As you may be aware, I released a Django application, RPC4Django, publicly a little while ago. This is what I learned.
Make It Easy
You efforts should be targeted at making adoption of your software as easy as possible. When developers look for a package that accomplishes a goal, they aren’t going to spend much time looking at any individual package. Usually a quick google search or a search in pypi and then they might spend a few minutes glancing at a package before moving on to the next one. There are a couple keys to making it easy:
- Have easy documentation on installation, configuration and the license.
This should be on both your webpage as well as on pypi. More on this later.

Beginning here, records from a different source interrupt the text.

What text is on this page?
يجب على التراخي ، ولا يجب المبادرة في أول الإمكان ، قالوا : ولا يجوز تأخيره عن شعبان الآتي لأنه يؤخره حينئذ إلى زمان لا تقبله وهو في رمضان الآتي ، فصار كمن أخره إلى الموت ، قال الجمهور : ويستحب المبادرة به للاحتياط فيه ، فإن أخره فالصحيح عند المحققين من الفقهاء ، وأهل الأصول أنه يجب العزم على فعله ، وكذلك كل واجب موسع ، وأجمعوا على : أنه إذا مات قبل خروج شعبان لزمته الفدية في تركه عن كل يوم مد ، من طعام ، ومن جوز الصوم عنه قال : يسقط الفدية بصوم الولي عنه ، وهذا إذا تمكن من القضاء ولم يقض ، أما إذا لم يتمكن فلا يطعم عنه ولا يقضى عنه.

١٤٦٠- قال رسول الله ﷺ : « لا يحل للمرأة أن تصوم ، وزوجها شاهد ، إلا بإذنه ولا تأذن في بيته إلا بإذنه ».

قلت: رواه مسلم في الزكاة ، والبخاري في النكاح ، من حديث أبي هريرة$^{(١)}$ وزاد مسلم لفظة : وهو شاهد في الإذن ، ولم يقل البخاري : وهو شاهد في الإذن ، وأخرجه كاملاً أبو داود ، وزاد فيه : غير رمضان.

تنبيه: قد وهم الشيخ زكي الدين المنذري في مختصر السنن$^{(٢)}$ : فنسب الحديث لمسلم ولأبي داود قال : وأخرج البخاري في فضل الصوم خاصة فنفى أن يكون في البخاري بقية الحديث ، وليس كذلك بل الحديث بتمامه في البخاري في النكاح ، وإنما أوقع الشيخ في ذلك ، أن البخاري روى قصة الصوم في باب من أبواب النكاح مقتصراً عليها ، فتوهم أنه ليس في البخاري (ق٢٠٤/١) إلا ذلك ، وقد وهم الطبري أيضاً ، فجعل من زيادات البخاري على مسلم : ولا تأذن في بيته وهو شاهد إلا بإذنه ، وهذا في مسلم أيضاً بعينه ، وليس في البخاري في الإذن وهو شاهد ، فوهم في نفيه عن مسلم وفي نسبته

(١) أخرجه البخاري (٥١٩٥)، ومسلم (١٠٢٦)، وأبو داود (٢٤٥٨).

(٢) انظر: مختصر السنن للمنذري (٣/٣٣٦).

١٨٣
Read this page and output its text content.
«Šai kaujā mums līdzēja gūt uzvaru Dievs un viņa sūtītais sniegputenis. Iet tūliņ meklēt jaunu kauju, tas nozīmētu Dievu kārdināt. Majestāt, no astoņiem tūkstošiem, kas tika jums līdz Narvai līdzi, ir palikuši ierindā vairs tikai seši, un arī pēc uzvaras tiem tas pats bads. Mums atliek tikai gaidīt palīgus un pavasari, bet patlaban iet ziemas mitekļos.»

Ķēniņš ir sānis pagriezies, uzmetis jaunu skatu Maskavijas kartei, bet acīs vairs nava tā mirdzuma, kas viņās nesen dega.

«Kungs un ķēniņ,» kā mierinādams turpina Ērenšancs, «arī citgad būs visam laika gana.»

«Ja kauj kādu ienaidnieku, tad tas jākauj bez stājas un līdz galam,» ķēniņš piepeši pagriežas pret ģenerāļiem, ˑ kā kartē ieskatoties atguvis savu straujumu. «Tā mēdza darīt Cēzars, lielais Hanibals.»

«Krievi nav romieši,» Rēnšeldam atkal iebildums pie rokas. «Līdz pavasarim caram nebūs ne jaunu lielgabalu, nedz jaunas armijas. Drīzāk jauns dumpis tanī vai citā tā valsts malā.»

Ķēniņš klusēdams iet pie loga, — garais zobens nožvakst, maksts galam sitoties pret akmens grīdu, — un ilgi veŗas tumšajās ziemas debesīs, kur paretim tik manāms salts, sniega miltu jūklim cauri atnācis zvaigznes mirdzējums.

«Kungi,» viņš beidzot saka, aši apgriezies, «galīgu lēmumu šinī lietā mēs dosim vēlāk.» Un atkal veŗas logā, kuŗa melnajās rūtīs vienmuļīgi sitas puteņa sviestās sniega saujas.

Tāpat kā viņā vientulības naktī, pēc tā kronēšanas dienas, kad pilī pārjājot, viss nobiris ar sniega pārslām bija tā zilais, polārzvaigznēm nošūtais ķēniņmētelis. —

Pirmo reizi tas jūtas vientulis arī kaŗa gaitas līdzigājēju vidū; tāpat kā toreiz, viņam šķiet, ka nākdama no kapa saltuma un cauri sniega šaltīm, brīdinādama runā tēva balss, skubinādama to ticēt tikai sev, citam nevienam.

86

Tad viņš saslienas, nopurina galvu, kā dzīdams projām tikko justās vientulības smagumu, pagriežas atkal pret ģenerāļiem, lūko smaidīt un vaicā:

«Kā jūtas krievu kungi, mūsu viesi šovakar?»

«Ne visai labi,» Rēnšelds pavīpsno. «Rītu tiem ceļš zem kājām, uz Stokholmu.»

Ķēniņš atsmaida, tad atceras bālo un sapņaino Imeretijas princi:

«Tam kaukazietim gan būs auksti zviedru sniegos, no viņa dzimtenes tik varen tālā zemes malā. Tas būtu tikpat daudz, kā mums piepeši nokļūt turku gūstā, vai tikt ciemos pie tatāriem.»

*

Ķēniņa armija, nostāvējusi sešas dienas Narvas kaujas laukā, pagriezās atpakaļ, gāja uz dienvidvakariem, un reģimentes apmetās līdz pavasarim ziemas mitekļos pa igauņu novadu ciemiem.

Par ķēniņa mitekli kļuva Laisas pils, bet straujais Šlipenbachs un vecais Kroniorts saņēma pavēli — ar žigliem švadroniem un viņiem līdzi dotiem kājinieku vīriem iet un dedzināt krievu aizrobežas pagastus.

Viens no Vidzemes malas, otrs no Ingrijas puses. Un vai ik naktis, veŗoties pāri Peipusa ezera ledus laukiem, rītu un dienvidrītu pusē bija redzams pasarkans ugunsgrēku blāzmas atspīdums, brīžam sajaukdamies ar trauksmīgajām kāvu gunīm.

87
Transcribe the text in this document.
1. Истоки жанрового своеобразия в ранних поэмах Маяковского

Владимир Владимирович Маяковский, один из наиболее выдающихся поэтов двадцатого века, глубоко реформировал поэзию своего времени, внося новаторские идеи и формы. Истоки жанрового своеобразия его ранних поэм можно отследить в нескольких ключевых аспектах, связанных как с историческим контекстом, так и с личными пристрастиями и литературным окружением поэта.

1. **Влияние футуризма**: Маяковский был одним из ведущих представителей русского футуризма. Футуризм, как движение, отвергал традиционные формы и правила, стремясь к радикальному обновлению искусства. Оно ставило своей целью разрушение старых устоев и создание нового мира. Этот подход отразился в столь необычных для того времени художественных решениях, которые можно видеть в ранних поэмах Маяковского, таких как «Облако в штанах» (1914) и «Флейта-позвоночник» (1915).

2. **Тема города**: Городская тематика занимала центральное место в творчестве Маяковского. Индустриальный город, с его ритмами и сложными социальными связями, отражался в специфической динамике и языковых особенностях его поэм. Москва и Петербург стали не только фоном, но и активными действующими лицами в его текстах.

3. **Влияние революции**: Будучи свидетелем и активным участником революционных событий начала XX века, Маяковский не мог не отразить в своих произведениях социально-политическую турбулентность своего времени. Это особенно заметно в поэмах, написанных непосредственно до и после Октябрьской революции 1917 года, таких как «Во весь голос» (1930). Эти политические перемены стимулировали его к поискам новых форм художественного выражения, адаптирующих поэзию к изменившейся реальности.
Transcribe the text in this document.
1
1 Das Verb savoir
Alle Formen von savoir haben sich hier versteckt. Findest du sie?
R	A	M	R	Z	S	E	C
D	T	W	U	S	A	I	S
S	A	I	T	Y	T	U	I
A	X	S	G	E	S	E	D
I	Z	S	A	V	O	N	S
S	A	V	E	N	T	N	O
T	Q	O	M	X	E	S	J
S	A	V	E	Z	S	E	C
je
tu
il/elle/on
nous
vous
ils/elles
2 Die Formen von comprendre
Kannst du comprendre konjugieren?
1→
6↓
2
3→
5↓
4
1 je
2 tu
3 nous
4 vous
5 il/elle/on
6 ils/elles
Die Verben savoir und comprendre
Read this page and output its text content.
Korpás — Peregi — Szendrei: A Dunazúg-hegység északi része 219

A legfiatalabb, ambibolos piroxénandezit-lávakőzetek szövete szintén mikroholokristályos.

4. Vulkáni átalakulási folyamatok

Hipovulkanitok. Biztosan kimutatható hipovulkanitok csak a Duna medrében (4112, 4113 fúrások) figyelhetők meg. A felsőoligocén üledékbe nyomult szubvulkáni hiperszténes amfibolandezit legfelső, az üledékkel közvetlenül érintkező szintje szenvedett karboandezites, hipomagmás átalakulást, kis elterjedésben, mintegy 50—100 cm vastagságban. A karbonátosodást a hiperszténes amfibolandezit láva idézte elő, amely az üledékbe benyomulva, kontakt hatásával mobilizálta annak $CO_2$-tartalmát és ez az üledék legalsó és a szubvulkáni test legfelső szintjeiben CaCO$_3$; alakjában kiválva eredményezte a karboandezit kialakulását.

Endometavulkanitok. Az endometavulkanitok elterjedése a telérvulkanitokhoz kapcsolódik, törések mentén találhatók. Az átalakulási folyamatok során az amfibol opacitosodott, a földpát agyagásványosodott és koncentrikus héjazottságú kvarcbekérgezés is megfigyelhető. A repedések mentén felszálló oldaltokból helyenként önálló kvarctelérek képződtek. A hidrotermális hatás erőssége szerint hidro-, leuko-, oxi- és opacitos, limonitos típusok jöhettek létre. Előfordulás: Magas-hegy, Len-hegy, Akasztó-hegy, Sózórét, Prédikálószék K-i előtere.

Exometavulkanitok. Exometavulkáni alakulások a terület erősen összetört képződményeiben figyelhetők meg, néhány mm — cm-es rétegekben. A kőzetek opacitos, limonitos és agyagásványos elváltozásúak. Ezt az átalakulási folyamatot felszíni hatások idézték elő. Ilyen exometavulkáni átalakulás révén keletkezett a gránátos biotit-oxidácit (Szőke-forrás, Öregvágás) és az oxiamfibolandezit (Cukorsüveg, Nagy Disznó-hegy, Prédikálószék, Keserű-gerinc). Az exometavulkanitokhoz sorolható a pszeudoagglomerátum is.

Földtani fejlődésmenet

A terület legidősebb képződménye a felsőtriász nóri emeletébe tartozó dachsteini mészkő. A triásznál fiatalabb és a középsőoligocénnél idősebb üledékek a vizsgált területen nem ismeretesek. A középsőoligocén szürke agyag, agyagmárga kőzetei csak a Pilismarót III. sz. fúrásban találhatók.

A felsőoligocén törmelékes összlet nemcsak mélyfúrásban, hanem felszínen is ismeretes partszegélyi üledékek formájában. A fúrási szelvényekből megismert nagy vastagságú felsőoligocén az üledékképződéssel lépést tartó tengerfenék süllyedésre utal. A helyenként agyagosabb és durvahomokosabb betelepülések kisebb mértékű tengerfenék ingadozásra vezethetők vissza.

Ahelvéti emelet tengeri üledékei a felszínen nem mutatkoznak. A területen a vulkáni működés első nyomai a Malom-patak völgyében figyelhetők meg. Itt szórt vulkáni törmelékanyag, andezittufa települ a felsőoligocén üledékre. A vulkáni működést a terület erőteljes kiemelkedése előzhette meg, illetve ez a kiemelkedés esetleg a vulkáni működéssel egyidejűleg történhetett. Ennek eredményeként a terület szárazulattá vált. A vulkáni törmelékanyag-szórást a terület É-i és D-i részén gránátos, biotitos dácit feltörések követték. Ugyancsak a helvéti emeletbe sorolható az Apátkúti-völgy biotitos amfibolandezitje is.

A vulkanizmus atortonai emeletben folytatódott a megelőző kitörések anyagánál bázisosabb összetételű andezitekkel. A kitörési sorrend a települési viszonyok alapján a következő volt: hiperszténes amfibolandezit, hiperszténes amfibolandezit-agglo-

- Give demo code or better yet, an actual demo.
Quite often the one sentence summary on pypi (if you don’t provide a long description) is not sufficient to tell people why they should use your package.
- List the package’s compatiblity.
Considering very few packages are compatible between 2.5 and 3.0 or even 2.3 and 2.5, I’m very surprised by this. Nothing is more frustrating than thinking you’ve found what you need just to have installation (or worse, execution) fail.
Test Early and Test Often
When I released RPC4Django, it had a reasonable, but not great, unit tests with it. With the future releases, those improved significantly and a few more bugs were caught. Being able to quickly test python 2.4, 2.5 and 2.6 by having a fully built unit test suite was awesome. However, unit tests don’t catch everything. One bug that I did not catch for a while was a bug relating to how Django worked with mod_wsgi on Apache. No amount of unit testing or Django views testing (which is sort of a hybrid of unit and integration testing) would have caught this. It only got caught when the code was pushed to a production server.
Documentation usually requires keeping data in a number of places. Any project of considerable size has READMEs, a license file, HTML documentation, tutorials, a setup.py long description, class and module documentation, and more. There should be as few authoritative places for package information as possible. In the first version of RPC4Django, I rolled my own HTML documentation and and README basically told the user to read the real documentation. This solved the whole problem of duplicated documentation, but in a rather unenlightened way.
.. include:: LICENSE.txt
What this allows for and what RPC4Django does now is to enable one document to be built of many documents. In this way, I keep the license in one file, the installation in another, the changelog in another and they all are included into my README which can be used to generate my HTML documentation.
If my project was even larger, I might do what both the Python project and the Django project do. They include reST documents in their source tree. These include walkthroughs, tutorials, introductions to classes and more. Sphinx, a python package built to document the python library itself, can create attractive documentation hierarchies directly from simple text documents (which are themselves human readable!). Python uses it for all of their documentation and the Django project uses it for basically the entire documentation section of their webpage — including tutorials. You wouldn’t know it since the pages are pretty attractive but they appear to be generated directly out of subversion on a nightly basis. This keeps all the documentation together and makes sure your website, HTML documentation and source documentation stay in sync.
Don’t Get Discouraged
Just because your package is now on pypi doesn’t mean people are going to flock to it and download it. I think I’ve put together a pretty solid and useful package but I have only a few downloaders and I haven’t gotten much feedback. I intend to power through and start a new project.